Friday, June 09, 2006

A Spot of Reading

This is the second cloudy day in a row, the cloudiness being a nice change from the recent sunniness. Yesterday, however, I was considerably out of sorts; today I am most cheerful.

Last evening I stayed up late reading An Equal Music by Vikram Seth, a present from my aunt. I found it most engrossing and kept on reading a little bit more until I really was too tired. It's about a London-based musician; his interactions with fellow musicians and his parents; and especially his interactions with a fellow musician whom he loved and lost a decade earlier, only to find her again, married. I like the fact that the style is relatively unadorned, and that the interactions between characters and the characters themselves are natural, and that one can sympathize with the protagonist. Lastly, I like the frequent mention of some aspect of London geography, for instance the Serpentine, too.

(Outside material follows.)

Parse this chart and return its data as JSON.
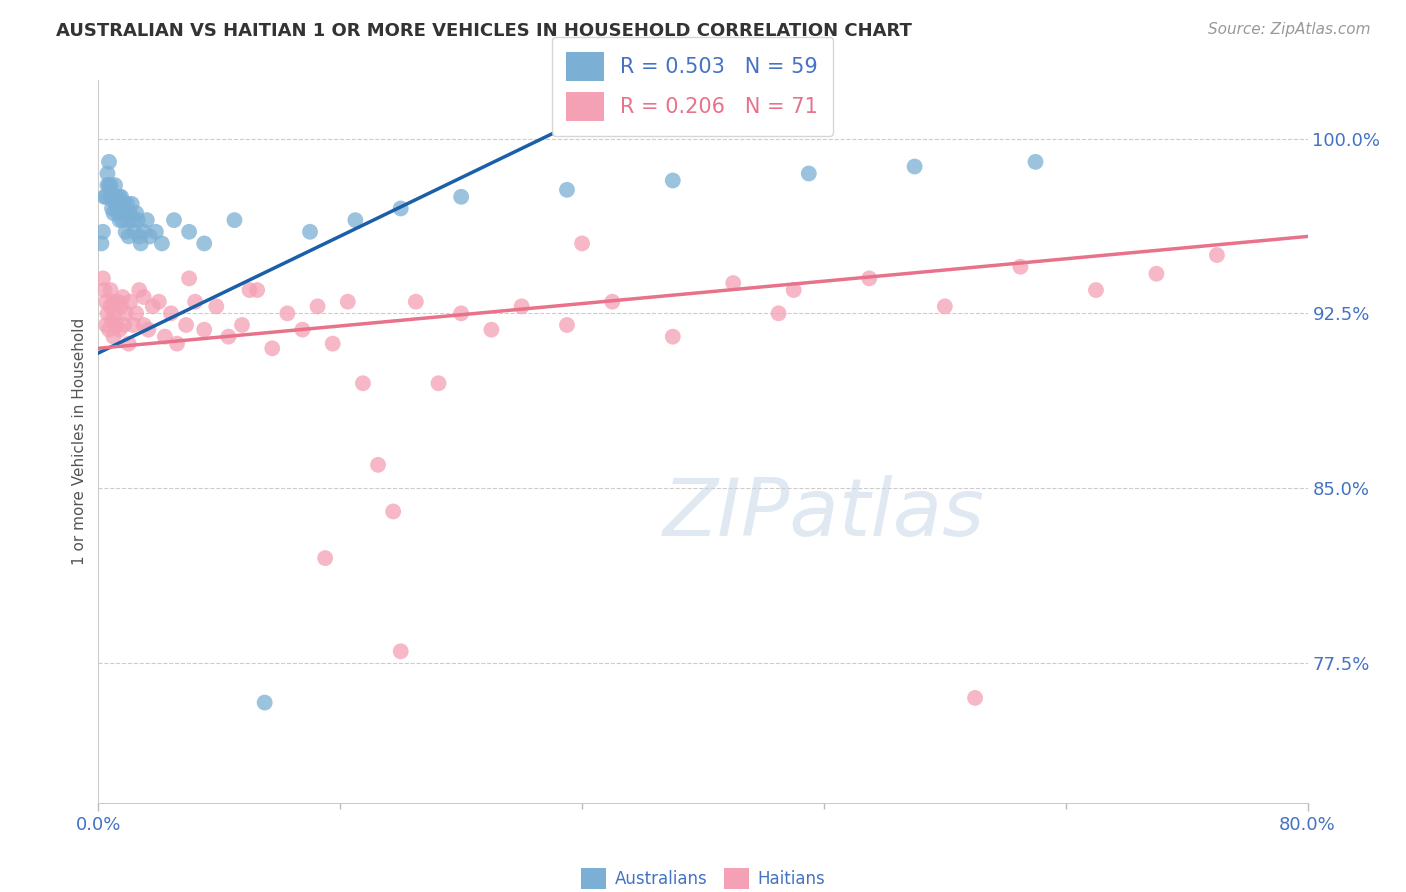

It annoys me in modern literature when one gets the sense that the author is taking out his frustrations in life on his hapless protagonist, while pretending that this approach is realism or worldly wisdom rather than revenge. So it was a great relief not to find a hint of that in the book.

My other bedtime reading, The Pickwick Papers, is getting along well, too. The plot is much less desultory than I had expected. (This is the first time I've used "desultory" -- hehehe.) And I find it most amusing, and an excellently satirical source of broad information about English society -- and refreshingly free of colourless heroines.